Thursday, February 28, 2013

Tudeau "Fascist" Hero Worship Runs In The Family

Sacha Trudeau is showing the same tendency to hero-worship socialist tyrants as his father, who was then fascinated by Castro and Mao

By PETER WORTHINGTON
TORONTO SUN
Sunday, August 20, 2006


Usually when a newspaper prints nonsense, rival or competing newspapers ignore it, not deigning to react and possibly give the nonsense credence.

But a tribute to Cuba's Fidel Castro in last Sunday's Toronto Star by the late Pierre Trudeau's son Alexandre (also known as Sacha), was so extravagant, ignorant and nonsensical that it demands reaction.

I suspect the only reason the Star published Alexandre's homage to Castro on his 80th birthday was because he is Trudeau's son. Even Star editors must have retched when they processed his copy, lavish and uncritical in its reverence of the aging tyrant.

STARSTRUCK

It's perhaps understandable that Sacha would be star-struck upon meeting Castro for the first time when he visited Cuba after his father's and brother's deaths. Celebrities can have that effect on people, and no one has ever accused Castro of being unable to turn on the charm when occasion demanded.

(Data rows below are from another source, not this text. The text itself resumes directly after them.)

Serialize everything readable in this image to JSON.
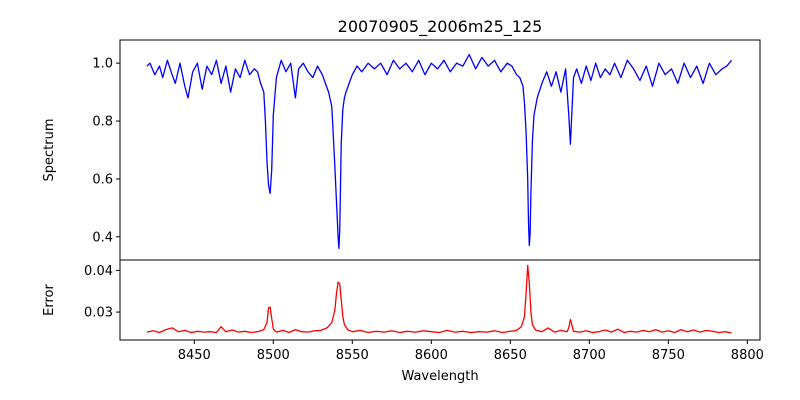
{
  "chart_data": [
    {
      "type": "line",
      "title": "20070905_2006m25_125",
      "xlabel": "",
      "ylabel": "Spectrum",
      "xlim": [
        8403,
        8808
      ],
      "ylim": [
        0.32,
        1.08
      ],
      "yticks": [
        0.4,
        0.6,
        0.8,
        1.0
      ],
      "ytick_labels": [
        "0.4",
        "0.6",
        "0.8",
        "1.0"
      ],
      "series": [
        {
          "color": "#0000ff",
          "x": [
            8420,
            8422,
            8425,
            8428,
            8430,
            8433,
            8436,
            8438,
            8441,
            8444,
            8446,
            8449,
            8452,
            8455,
            8458,
            8461,
            8464,
            8467,
            8470,
            8473,
            8476,
            8479,
            8482,
            8485,
            8488,
            8490,
            8492,
            8494,
            8495,
            8496,
            8497,
            8498,
            8499,
            8500,
            8502,
            8505,
            8508,
            8511,
            8514,
            8516,
            8519,
            8522,
            8525,
            8528,
            8531,
            8533,
            8535,
            8537,
            8538,
            8539,
            8540,
            8541,
            8541.5,
            8542,
            8542.5,
            8543,
            8544,
            8545,
            8546,
            8548,
            8550,
            8553,
            8556,
            8560,
            8564,
            8568,
            8572,
            8576,
            8580,
            8584,
            8588,
            8592,
            8596,
            8600,
            8604,
            8608,
            8612,
            8616,
            8620,
            8624,
            8628,
            8632,
            8636,
            8640,
            8644,
            8648,
            8651,
            8654,
            8656,
            8658,
            8659,
            8660,
            8661,
            8661.5,
            8662,
            8662.5,
            8663,
            8664,
            8665,
            8667,
            8670,
            8673,
            8676,
            8679,
            8682,
            8685,
            8686,
            8687,
            8688,
            8689,
            8690,
            8692,
            8695,
            8698,
            8701,
            8704,
            8707,
            8710,
            8713,
            8716,
            8720,
            8724,
            8728,
            8732,
            8736,
            8740,
            8744,
            8748,
            8752,
            8756,
            8760,
            8764,
            8768,
            8772,
            8776,
            8780,
            8784,
            8787,
            8790
          ],
          "y": [
            0.99,
            1.0,
            0.96,
            0.99,
            0.95,
            1.01,
            0.96,
            0.93,
            1.0,
            0.92,
            0.88,
            0.97,
            1.0,
            0.91,
            0.99,
            0.96,
            1.01,
            0.93,
            0.99,
            0.9,
            0.98,
            0.95,
            1.01,
            0.96,
            0.98,
            0.97,
            0.93,
            0.9,
            0.8,
            0.66,
            0.58,
            0.55,
            0.63,
            0.82,
            0.95,
            1.01,
            0.97,
            1.0,
            0.88,
            0.98,
            1.0,
            0.97,
            0.95,
            0.99,
            0.96,
            0.93,
            0.9,
            0.85,
            0.75,
            0.64,
            0.52,
            0.4,
            0.36,
            0.42,
            0.55,
            0.72,
            0.84,
            0.88,
            0.9,
            0.93,
            0.96,
            0.99,
            0.97,
            1.0,
            0.98,
            1.0,
            0.96,
            1.01,
            0.98,
            1.0,
            0.97,
            1.01,
            0.96,
            1.0,
            0.98,
            1.01,
            0.97,
            1.0,
            0.99,
            1.03,
            0.98,
            1.02,
            0.99,
            1.01,
            0.97,
            1.0,
            0.99,
            0.96,
            0.95,
            0.92,
            0.86,
            0.76,
            0.6,
            0.45,
            0.37,
            0.41,
            0.55,
            0.73,
            0.82,
            0.88,
            0.93,
            0.97,
            0.92,
            0.97,
            0.9,
            0.98,
            0.9,
            0.82,
            0.72,
            0.84,
            0.95,
            0.98,
            0.93,
            0.99,
            0.94,
            1.0,
            0.95,
            0.98,
            0.96,
            1.0,
            0.95,
            1.01,
            0.98,
            0.94,
            0.99,
            0.92,
            1.0,
            0.96,
            0.98,
            0.93,
            1.0,
            0.95,
            0.99,
            0.93,
            1.0,
            0.96,
            0.98,
            0.99,
            1.01
          ]
        }
      ]
    },
    {
      "type": "line",
      "title": "",
      "xlabel": "Wavelength",
      "ylabel": "Error",
      "xlim": [
        8403,
        8808
      ],
      "ylim": [
        0.0233,
        0.0425
      ],
      "xticks": [
        8450,
        8500,
        8550,
        8600,
        8650,
        8700,
        8750,
        8800
      ],
      "xtick_labels": [
        "8450",
        "8500",
        "8550",
        "8600",
        "8650",
        "8700",
        "8750",
        "8800"
      ],
      "yticks": [
        0.03,
        0.04
      ],
      "ytick_labels": [
        "0.03",
        "0.04"
      ],
      "series": [
        {
          "color": "#ff0000",
          "x": [
            8420,
            8424,
            8428,
            8432,
            8436,
            8440,
            8444,
            8448,
            8452,
            8456,
            8460,
            8464,
            8467,
            8470,
            8474,
            8478,
            8482,
            8486,
            8490,
            8494,
            8496,
            8497,
            8498,
            8499,
            8500,
            8502,
            8506,
            8510,
            8514,
            8518,
            8522,
            8526,
            8530,
            8534,
            8537,
            8539,
            8540,
            8541,
            8542,
            8543,
            8544,
            8545,
            8547,
            8550,
            8555,
            8560,
            8565,
            8570,
            8575,
            8580,
            8585,
            8590,
            8595,
            8600,
            8605,
            8610,
            8615,
            8620,
            8625,
            8630,
            8635,
            8640,
            8645,
            8650,
            8654,
            8657,
            8659,
            8660,
            8661,
            8662,
            8663,
            8664,
            8666,
            8670,
            8674,
            8678,
            8682,
            8686,
            8687,
            8688,
            8689,
            8690,
            8694,
            8698,
            8702,
            8706,
            8710,
            8714,
            8718,
            8722,
            8726,
            8730,
            8734,
            8738,
            8742,
            8746,
            8750,
            8754,
            8758,
            8762,
            8766,
            8770,
            8774,
            8778,
            8782,
            8786,
            8790
          ],
          "y": [
            0.0252,
            0.0255,
            0.0251,
            0.0258,
            0.0262,
            0.0253,
            0.0256,
            0.0251,
            0.0254,
            0.0252,
            0.0253,
            0.0251,
            0.0265,
            0.0253,
            0.0257,
            0.0252,
            0.0254,
            0.0251,
            0.0253,
            0.0258,
            0.0275,
            0.031,
            0.0312,
            0.0285,
            0.026,
            0.0252,
            0.0256,
            0.0251,
            0.0258,
            0.0253,
            0.0252,
            0.0255,
            0.0256,
            0.0262,
            0.0275,
            0.0305,
            0.0345,
            0.0372,
            0.0368,
            0.033,
            0.029,
            0.027,
            0.0258,
            0.0253,
            0.0256,
            0.0251,
            0.0254,
            0.0252,
            0.0255,
            0.0251,
            0.0254,
            0.0252,
            0.0255,
            0.0253,
            0.0251,
            0.0256,
            0.0252,
            0.0254,
            0.0251,
            0.0253,
            0.0252,
            0.0255,
            0.0251,
            0.0254,
            0.0256,
            0.0265,
            0.029,
            0.0345,
            0.0412,
            0.037,
            0.03,
            0.027,
            0.0257,
            0.0253,
            0.0262,
            0.0252,
            0.0256,
            0.0253,
            0.0263,
            0.0282,
            0.0268,
            0.0254,
            0.0252,
            0.0255,
            0.0251,
            0.0253,
            0.0257,
            0.0252,
            0.0259,
            0.0251,
            0.0254,
            0.0252,
            0.0256,
            0.0253,
            0.0258,
            0.0252,
            0.0255,
            0.0251,
            0.0258,
            0.0253,
            0.0257,
            0.0252,
            0.0256,
            0.0254,
            0.0251,
            0.0253,
            0.025
          ]
        }
      ]
    }
  ]
}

It's well documented that Pierre Trudeau was enamored of Castro, whom he and then-wife Margaret met in 1976. Trudeau, remember, was also fascinated by Mao Zedong when he first visited China. He was about 10 years older than Sacha is now, but he exhibited the same tendency to hero-worship Fascist/Socialist Tyrants.

Where Sacha Trudeau goes off the rails -- as his father did by ignoring Mao's propensity to slaughter and oppress his own people -- is his categorical statement that:

"For Fidel, revolution is really a work of reason ... (that) when rigorously adopted, cannot fail to lead humanity towards ever greater justice, towards and ever more perfect social order."

Consider that statement for a moment. Does anyone (even the Star) consider that Cuba, some 47 years after Castro's revolution, is a place where "justice" prevails or is approaching an "ever more perfect social order?"

Here's a country rich in intelligent and able people, a country blessed by climate and potential, which today, after Castro's enlightened rule, can hardly feed itself. It is the only country in the western hemisphere (if not the world, apart from North Korea) where food is rationed.

When Sacha opines that Castro's "intellect is one of the most broad and complete that can be found ... an expert on genetics, on automobile combustion, on stock markets. On everything," it's tempting to think he's joking.

Expert on "automobile combustion" in a land where the most modern car is a 1959 Chev, held together with baling wire and ingenuity? An expert on stock markets in a land where there is no stock exchange, no prosperity? Naive at best, ignorant at worst. And the guy is a journalist? Holy mackerel!

Far from being a "monumental intellect," Castro has proven rigid and without the flexibility of the Russians or Chinese, or even the Albanians, in adapting to changing times. Fidel cannot accept that he erred in his communist fixation.

While Sacha praises Castro for making Cuba "a remarkably literate and healthy country," it seems never to occur to him that literacy in Cuba consists of reading Castro's speeches, with little access to divergent views and anything critical of Fidel.

Cuba, like the Soviet Union that once sustained it, boasts of many doctors, but no mention of their competence. The U.S.S.R. once boasted it had more medical doctors than any other country; after the system imploded, it turned out that its medical system was hopelessly primitive.

'GLOBAL PATRIARCH'

Sacha calls Castro the last of the "global patriarchs" who "by his inescapable rationality" always "urges (Cubans) to seek justice and excellence in all things." What drivel!

Of course, young Trudeau blames America for Cuba's economic ills ("unfair and malicious treatment by a superpower"), neglecting to point out that by boycotting Cuba, the U.S. inadvertently opened the door for every other country in the world to do business or invest there.

The fact that this opportunity fizzled is Castro's fault, and a flaw of the system his "monumental intellect" has foisted on that unfortunate people who, 47 years later, still seek to escape his enlightenment -- and are imprisoned if they fail.

Happy birthday, Fidel. Shame on you, Sacha.